This review has been ‘repurposed’ from my other site, theOneliner.com
If there’s one thing that’ll immediately raise the stock of any sci-fi-esque movie in this neck of the woods, it’s saying that it’s based on a Philip K. Dick story, however loosely. The Adjustment Bureau takes its inspiration from his short story Adjustment Team, with Matt Damon playing David Norris, a politician we join as he’s failing to get into office in the 2006 elections.
After a chance, fleeting meeting with the free-spirited dancer Elise Sellas (Emily Blunt) in a toilet, which isn’t as seedy as it sounds, he’s inspired to can his pre-prepared soundbites and deliver a heartfelt, truth-laden speech that immediately puts him to the front of the race for the next election race. However, he loses contact with Elise.
Turns out that wasn’t entirely his fault, as we’re introduced to the operatives of the Adjustment Bureau and their awesome hats. They’ve been making micro-adjustments to the course of David’s life to ensure that he progresses in accordance with the plans laid out for him, which do not call for a life with Elise. When one of these ‘adjustments’ is botched, Norris walks in on a team changing someone’s mind with their strange powers. Or sufficiently advanced technology. Or something, anyway.

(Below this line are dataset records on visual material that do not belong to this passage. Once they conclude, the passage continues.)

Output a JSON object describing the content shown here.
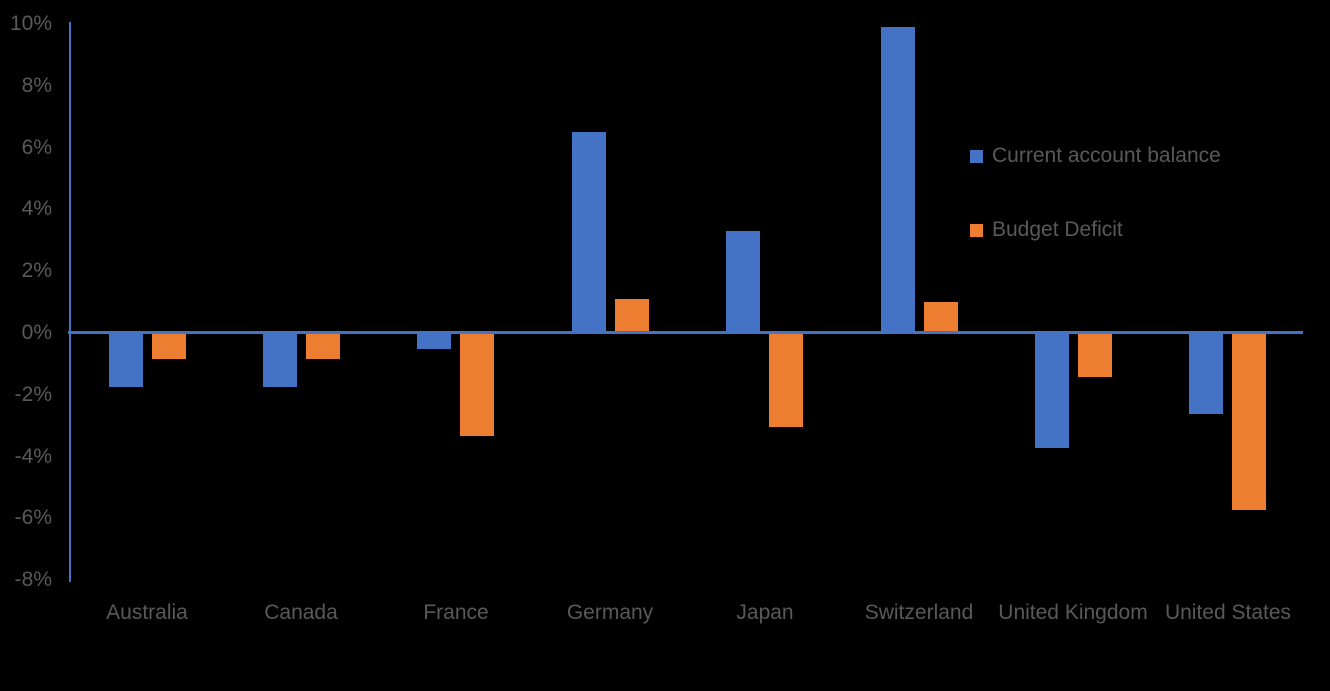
{
  "chart_data": {
    "type": "bar",
    "title": "",
    "categories": [
      "Australia",
      "Canada",
      "France",
      "Germany",
      "Japan",
      "Switzerland",
      "United Kingdom",
      "United States"
    ],
    "series": [
      {
        "name": "Current account balance",
        "color": "#4472C4",
        "values": [
          -1.7,
          -1.7,
          -0.5,
          6.5,
          3.3,
          9.9,
          -3.7,
          -2.6
        ]
      },
      {
        "name": "Budget Deficit",
        "color": "#ED7D31",
        "values": [
          -0.8,
          -0.8,
          -3.3,
          1.1,
          -3.0,
          1.0,
          -1.4,
          -5.7
        ]
      }
    ],
    "y_axis": {
      "tick_labels": [
        "10%",
        "8%",
        "6%",
        "4%",
        "2%",
        "0%",
        "-2%",
        "-4%",
        "-6%",
        "-8%"
      ],
      "tick_values": [
        10,
        8,
        6,
        4,
        2,
        0,
        -2,
        -4,
        -6,
        -8
      ],
      "ylim": [
        -8,
        10
      ]
    },
    "legend": {
      "position": "right-middle",
      "entries": [
        "Current account balance",
        "Budget Deficit"
      ]
    },
    "grid": false,
    "xlabel": "",
    "ylabel": "",
    "colors": {
      "axis": "#4472C4",
      "label_text": "#595959",
      "background": "#000000"
    }
  }
}
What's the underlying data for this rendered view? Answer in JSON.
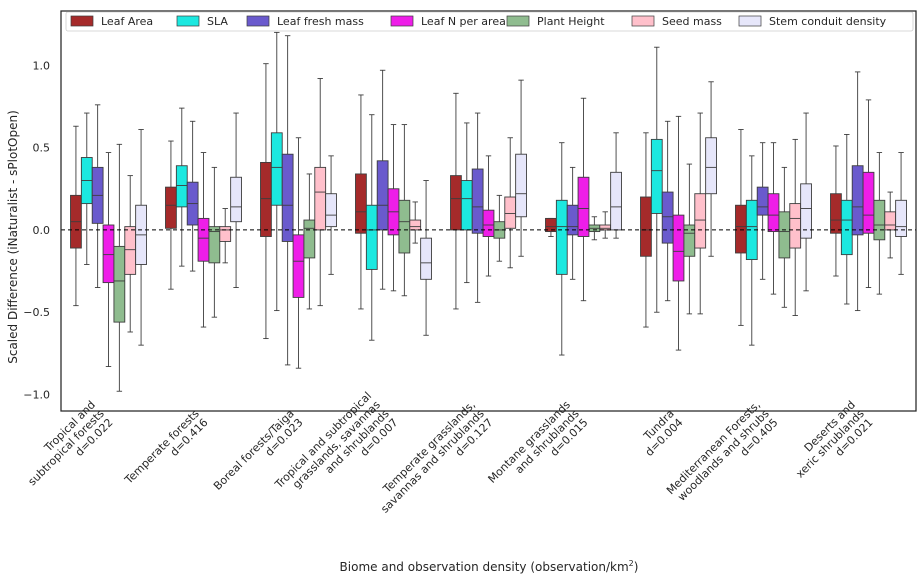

Norris is threatened to either hold his tongue about what he’s seen – and who would believe him anyway? – or be lobotomised. Unsurprisingly, he opts for the former, until a few years later Norris again meets with Elise by chance, prompting a full scale panic in the Bureau to split the lovestruck pair up.
Soon, Terence Stamp shows up playing heaven’s thug on the authority of the mysterious Chairman, saying almost literally that he should tow the line or he’ll start breaking legs. Chafing at this, Norris manages to use some of the Bureau’s powers against them after finding a sympathiser, and heads off to their HQ in search of an explaination.
While President Obama might not have appreciated Matt Damon’s performance, I’ve no bones to pick with it, and there’s a believable chemistry between him and Elimy Blunt. The story makes for thought-provoking viewing, and the pacing is punchy and dynamic.
It even manages to get around my usual automatic hackle-raising as soon as religion is introduced as a reason behind anything by taking a particularly unorthodox view. Here ‘the chairman’ is by no means omnipotent or omniscient. At the very least, I’m pretty sure there’s no part of Christian theology that portrays heaven and angels as, essentially, the offices and staff from Mad Men.
It’s a very entertaining watch and features awesome hats, so therfore gets a seal of recommendation from this scrivvener at the very least.